The graph also predicts the behavior of the velocity as the vessel diameter is reduced and shows that the velocity increases with diameter reduction. Noticeable changes in velocity begin to occur at much smaller diameter reductions than would produce a flow reduction. Therefore, measurement of velocity changes is a more sensitive method of detecting small-vessel lumen reductions than measurement of flow. Measurements of velocity made using Doppler ultrasound are also more accurate than measurement of flow, as will be discussed later (see Ch. 6). Therefore, it is usually the change in velocity of blood within a diseased artery that is used to quantify the degree of narrowing. Eventually, there comes a point at which the resistance to flow produced by the narrowing is so great that the flow drops to such an extent that the velocity begins to decrease, as shown on the left side of the graph. This is seen as ‘trickle flow’ within the vessel. It is especially important to be able to identify trickle flow within a stenosis as the peak velocities seen may be similar to those seen in healthy vessels, but the color image and waveform shapes will not appear normal.

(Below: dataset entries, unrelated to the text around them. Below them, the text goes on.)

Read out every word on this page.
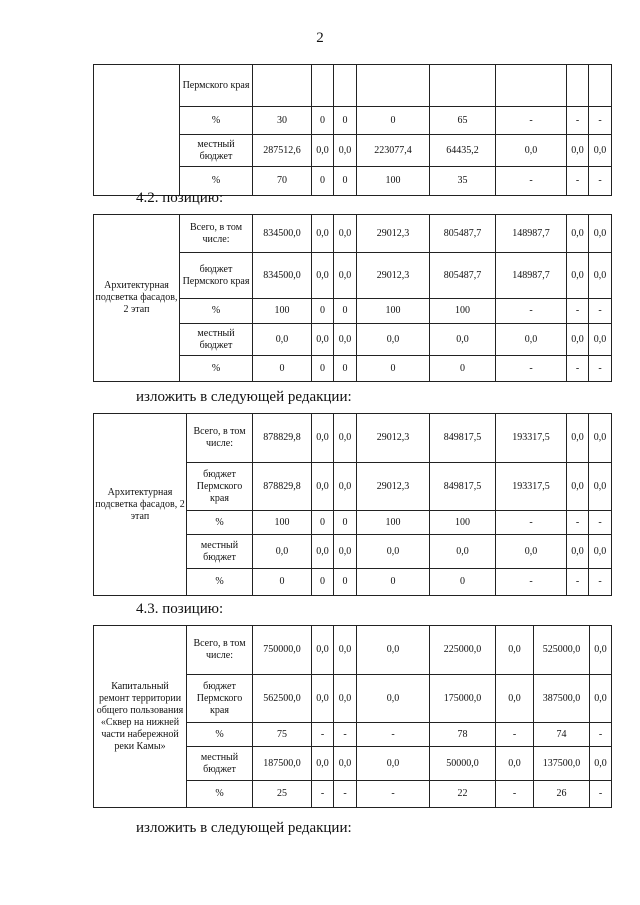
2
	Пермского края								
	%	30	0	0	0	65	-	-	-
	местный бюджет	287512,6	0,0	0,0	223077,4	64435,2	0,0	0,0	0,0
	%	70	0	0	100	35	-	-	-
4.2. позицию:
Архитектурная подсветка фасадов, 2 этап	Всего, в том числе:	834500,0	0,0	0,0	29012,3	805487,7	148987,7	0,0	0,0
	бюджет Пермского края	834500,0	0,0	0,0	29012,3	805487,7	148987,7	0,0	0,0
	%	100	0	0	100	100	-	-	-
	местный бюджет	0,0	0,0	0,0	0,0	0,0	0,0	0,0	0,0
	%	0	0	0	0	0	-	-	-
изложить в следующей редакции:
Архитектурная подсветка фасадов, 2 этап	Всего, в том числе:	878829,8	0,0	0,0	29012,3	849817,5	193317,5	0,0	0,0
	бюджет Пермского края	878829,8	0,0	0,0	29012,3	849817,5	193317,5	0,0	0,0
	%	100	0	0	100	100	-	-	-
	местный бюджет	0,0	0,0	0,0	0,0	0,0	0,0	0,0	0,0
	%	0	0	0	0	0	-	-	-
4.3. позицию:
Капитальный ремонт территории общего пользования «Сквер на нижней части набережной реки Камы»	Всего, в том числе:	750000,0	0,0	0,0	0,0	225000,0	0,0	525000,0	0,0
	бюджет Пермского края	562500,0	0,0	0,0	0,0	175000,0	0,0	387500,0	0,0
	%	75	-	-	-	78	-	74	-
	местный бюджет	187500,0	0,0	0,0	0,0	50000,0	0,0	137500,0	0,0
	%	25	-	-	-	22	-	26	-
изложить в следующей редакции:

As blood flow is pulsatile and arteries are nonrigid vessels, it is difficult to predict theoretically the velocity increase that would be seen for a particular diameter reduction. Instead, velocity criteria used to quantify the degree of narrowing are produced by comparing Doppler velocity measurements with arteriogram results, as arteriography has been considered to be the ‘gold standard’ for the diagnosis of arterial disease.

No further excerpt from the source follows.